The data set has three categorical variables (`Sex`

, with levels `Male`

and `Female`

, `Age`

, with levels `Adult`

and `Young`

, and `Survival`

, with levels `Alive`

and `Dead`

) and nine numerical variables that hold various aspects of the birds’ anatomy, such as wingspread, weight, etc.

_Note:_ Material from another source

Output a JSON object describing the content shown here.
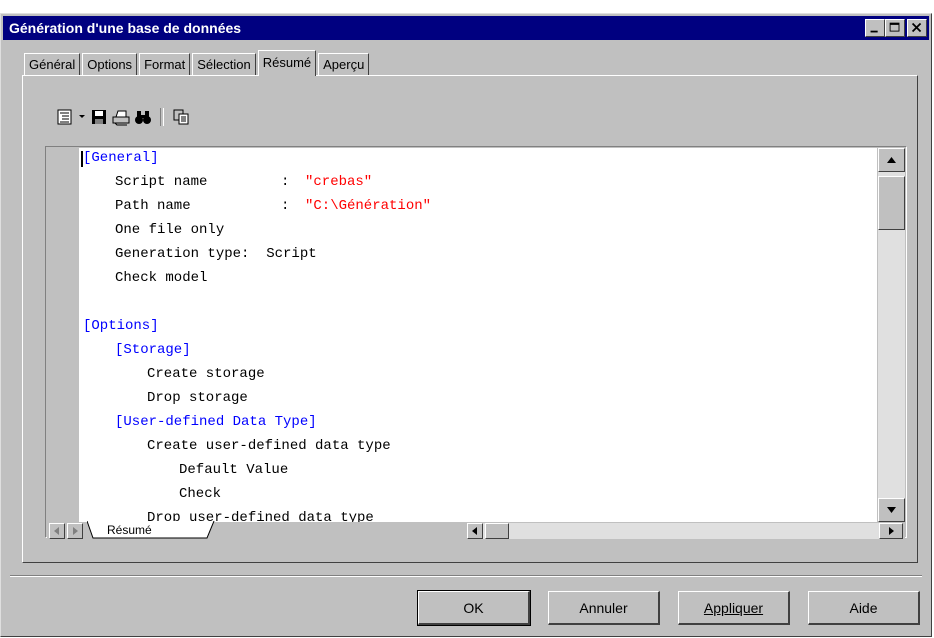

**Problem 1:** Make a logistic regression model that can predict survival status from all other predictor variables. (Include the categorical predictors `Sex`

and `Age`

.) Then do backwards selection, removing the predictors with the highest P value one by one, until you are only left with predictors that have P<0.1. How many and which predictors remain in the final model?

```
glm_out_all <- glm(Survival ~ Sex +
Age +
Length +
Wingspread +
Weight +
Skull_Length +
Humerus_Length +
Femur_Length +
Tarsus_Length +
Sternum_Length +
Skull_Width,
data = bumpus,
family = "binomial")
summary(glm_out_all)
```

```
##
## Call:
## glm(formula = Survival ~ Sex + Age + Length + Wingspread + Weight +
## Skull_Length + Humerus_Length + Femur_Length + Tarsus_Length +
## Sternum_Length + Skull_Width, family = "binomial", data = bumpus)
##
## Deviance Residuals:
## Min 1Q Median 3Q Max
## -2.2342 -0.7890 -0.1887 0.7655 2.1927
##
## Coefficients:
## Estimate Std. Error z value Pr(>|z|)
## (Intercept) -10.79812 15.13435 -0.713 0.47555
## SexMale -1.64710 0.66562 -2.475 0.01334 *
## AgeYoung 0.32973 0.47216 0.698 0.48496
## Length 0.42375 0.10958 3.867 0.00011 ***
## Wingspread -0.01025 0.08496 -0.121 0.90394
## Weight 0.88472 0.24353 3.633 0.00028 ***
## Skull_Length -0.46347 0.46141 -1.004 0.31516
## Humerus_Length -1.66395 0.89997 -1.849 0.06447 .
## Femur_Length 0.09391 0.86933 0.108 0.91397
## Tarsus_Length -0.25479 0.39646 -0.643 0.52045
## Sternum_Length -0.67528 0.32942 -2.050 0.04037 *
## Skull_Width -0.68535 0.76052 -0.901 0.36750
## ---
## Signif. codes: 0 '***' 0.001 '**' 0.01 '*' 0.05 '.' 0.1 ' ' 1
##
## (Dispersion parameter for binomial family taken to be 1)
##
## Null deviance: 188.07 on 135 degrees of freedom
## Residual deviance: 129.56 on 124 degrees of freedom
## AIC: 153.56
##
## Number of Fisher Scoring iterations: 5
```

`# Your R code here (remove variables that do not contribute well to the model)`

*Your answer here*

**Problem 2:** Make a plot of the fitted probability as a function of the linear predictor, colored by survival. Make a density plot that shows how the two outcomes are separated by the linear predictor. Interperet your plots in 1-2 sentences. If you had to choose a cut-off value for alive or dead, where would it be?

`# Your R code here`

*Your answer here*

**Problem 3:** Add rugs to both the top and bottom of the probability plot above. Add a curve for the logistic function.